From: [EMAIL PROTECTED]
Subject: Re: the student paradox
Date: Wed, 16 Jun 1999 21:49:41 GMT

John Savard <[EMAIL PROTECTED]> wrote:

: If more people had the sense and tact to realize that, while they are
: beginners, their own ideas probably won't be too useful, and thus:

: - advanced any new idea in a tentative way,

: - asked questions, rather than proclaiming conclusions,

: - tried to learn more on their own about their own ideas,

: they'd run into fewer discouraging experiences of being told their
: ideas are silly and not to waste everyone's time.

: The accepted lines of thought have a lot going for them: but that
: doesn't mean new ideas - especially ideas from people with the right
: background in existing practice - aren't valuable and needed.

There was a serious proposal not too long ago for a "Journal of
Negative Results", in which researchers could write up things
that they had tried and found to be unproductive. In theory this
could be beneficial, but in practice the archive would grow 
to an unmanageable size very quickly, and the task of indexing 
it (or building an efficient search engine for it) is one that
I wouldn't want to even think about. 

OTOH, I suspect that many of the startup articles in JoNR 
would be about search engine ideas or indexing ideas that 
just didn't work out. ;=)

-- 
Mike Andrews
Tired old sysadmin
[EMAIL PROTECTED]


------------------------------

From: Jim Gillogly <[EMAIL PROTECTED]>
Subject: Re: the student paradox
Date: Wed, 16 Jun 1999 16:08:09 -0700

"SCOTT19U.ZIP_GUY" wrote:
>   You can check but I that Paul attack was back in 1996 but you will have
> to ask him.

April '97, according to DejaNews.

-- 
        Jim Gillogly
        26 Forelithe S.R. 1999, 23:07
        12.19.6.5.1, 5 Imix 9 Zotz, Second Lord of Night

------------------------------

From: [EMAIL PROTECTED] (SCOTT19U.ZIP_GUY)
Subject: Re: the student paradox
Date: Thu, 17 Jun 1999 01:04:48 GMT

In article <8cV93.7833$[EMAIL PROTECTED]>, "Steven Alexander" 
<[EMAIL PROTECTED]> wrote:
>I'm not sure that people have less ideas as their knowledge increases.  I
>think that instead they discount a lot of their own ideas based on their own
>ideas before sharing them.
>
>I  first became interested in cryptography a couple of years ago.  When I
>started out I had a lot of ideas.  I'm still not an "expert" but I still
>have the same amount of ideas.  However, I am now able to discount most of
>my ideas by evaluating them myself.
>
>I do agree that in any science be it cryptography, physics, biology, etc.
>that a students line of thinking becomes more centered toward what is known
>to be the current state of the art.  The student then tries to extend this.
>This has the drawback that it takes longer for someone to discover ideas
>that are far removed from the current state of the art.  However, it also
>restricts students from proposing ideas that have been disproved over and
>over again.

   But even that is not good.

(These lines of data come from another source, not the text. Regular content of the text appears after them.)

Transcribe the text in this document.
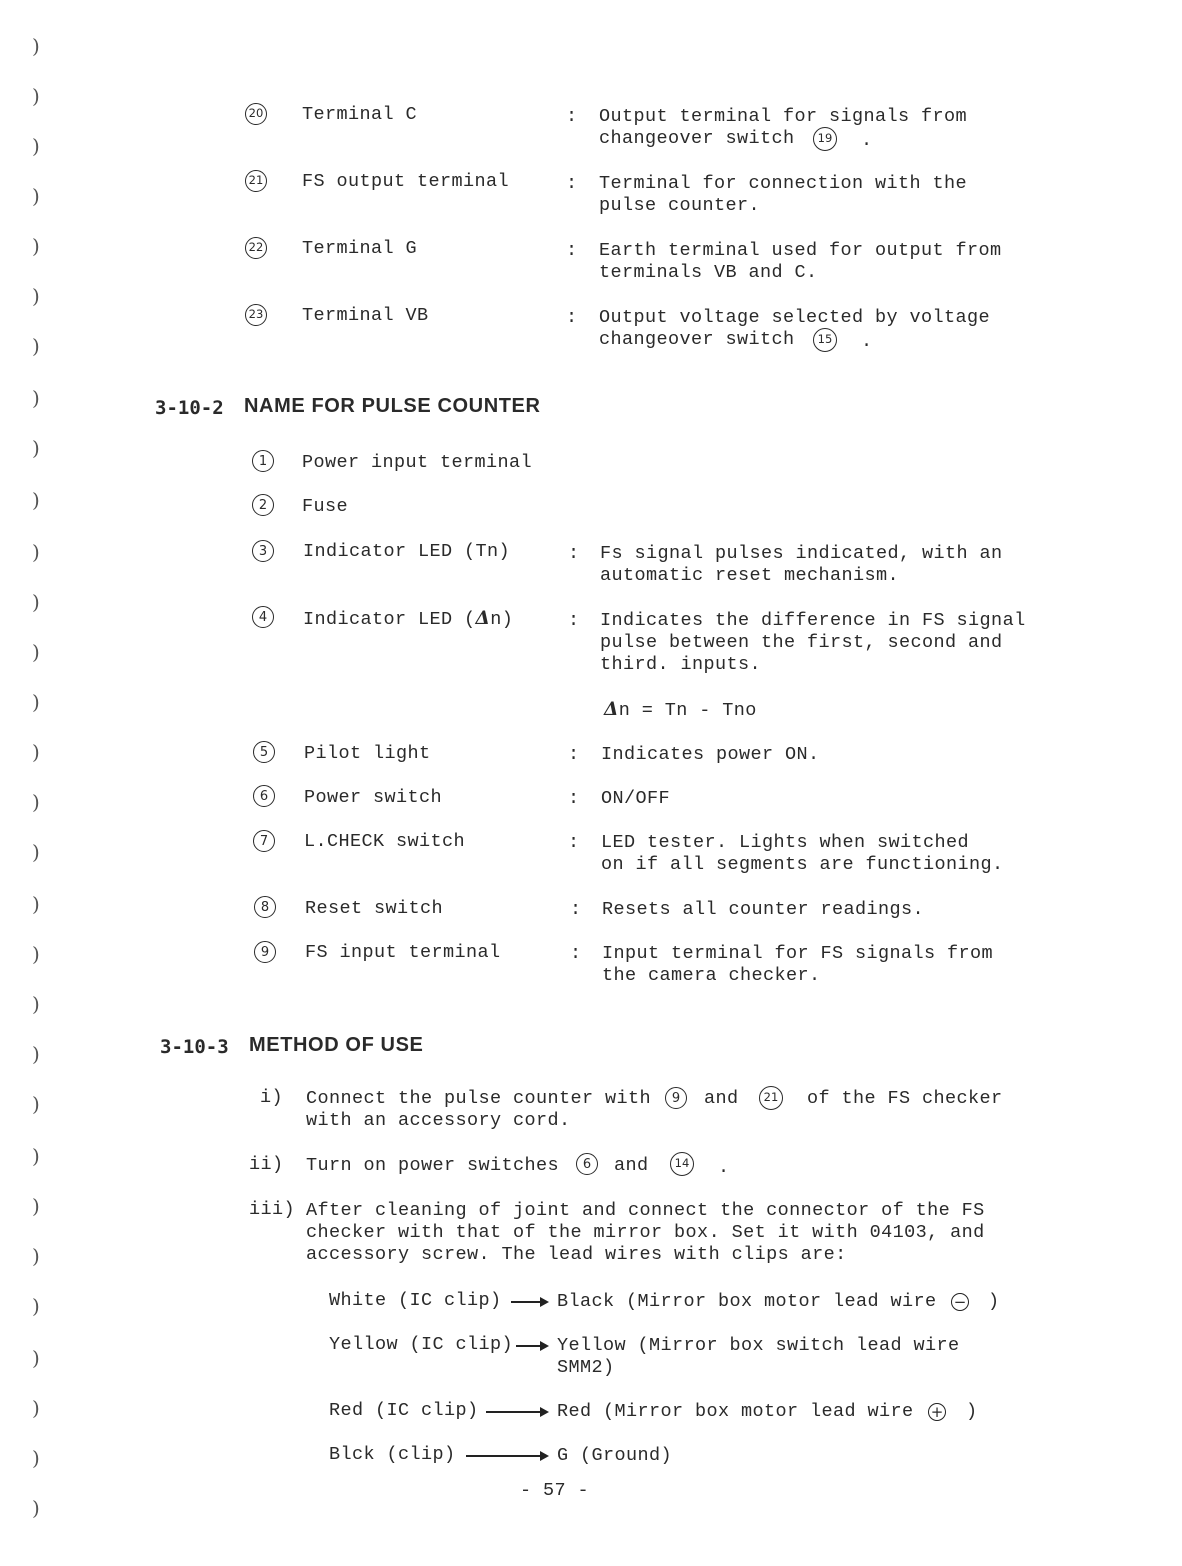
)
)
)
)
)
)
)
)
)
)
)
)
)
)
)
)
)
)
)
)
)
)
)
)
)
)
)
)
)
)
20 Terminal C	: Output terminal for signals from
changeover switch	19 .
21 FS output terminal	: Terminal for connection with the
pulse counter.
22 Terminal G	: Earth terminal used for output from
terminals VB and C.
23 Terminal VB	: Output voltage selected by voltage
changeover switch	15 .
3-10-2 NAME FOR PULSE COUNTER
1	Power input terminal
2	Fuse
3	Indicator LED (Tn)	: Fs signal pulses indicated, with an
automatic reset mechanism.
4	Indicator LED (Δn)	: Indicates the difference in FS signal
pulse between the first, second and
third. inputs.
Δn = Tn - Tno
5	Pilot light	: Indicates power ON.
6	Power switch	: ON/OFF
7	L.CHECK switch	: LED tester. Lights when switched
on if all segments are functioning.
8	Reset switch	: Resets all counter readings.
9	FS input terminal	: Input terminal for FS signals from
the camera checker.
3-10-3 METHOD OF USE
i) Connect the pulse counter with	9	and	21 of the FS checker
with an accessory cord.
ii) Turn on power switches	6	and	14 .
iii) After cleaning of joint and connect the connector of the FS
checker with that of the mirror box. Set it with 04103, and
accessory screw. The lead wires with clips are:
White (IC clip)	Black (Mirror box motor lead wire − )
Yellow (IC clip) Yellow (Mirror box switch lead wire
SMM2)
Red (IC clip)	Red (Mirror box motor lead wire + )
Blck (clip)	G (Ground)
- 57 -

Some ideas that where bad years ago may
my good today. Due to the fact computers are faster and you can count
on the whole file with out error during a transfer. In the old days encrypting
a whole file as a single block would not have been practical.
 Even the noble gas compounds where "proved impossible". When I was
in High School we saw a film on the elements and they had a bunch of
PhD's from standford do all kinds of stuff to make some compounds
from the noble gases. There conculsion was that it was folly to even try
because it was impossible and a foolish thing to try. Of couse like most
PhD types when they say something is impossible they were WRONG.


David A. Scott
--
                    SCOTT19U.ZIP NOW AVAILABLE WORLD WIDE
                    http://www.jim.com/jamesd/Kong/scott19u.zip
                    http://members.xoom.com/ecil/index.htm
                    NOTE EMAIL address is for SPAMERS

------------------------------

From: [EMAIL PROTECTED]
Subject: Re: DES lifetime (was: being burnt by the NSA)
Date: Wed, 16 Jun 1999 23:17:20 GMT

Jerry:
> > > What standard is THAT from?
Bryan:
> > FIPS 46, 1977 January 15.  You can find it reprinted in
> > Meyer & Matyas /Cryptography, A New Dimension in Data Security/
> > 1982, and some other places.
>
> Do you see the problem here?  You say "the standard says" when you're
> really referring to something that hasn't been a standard for over a
> decade.

Perhaps I should have said "the relevant standard says".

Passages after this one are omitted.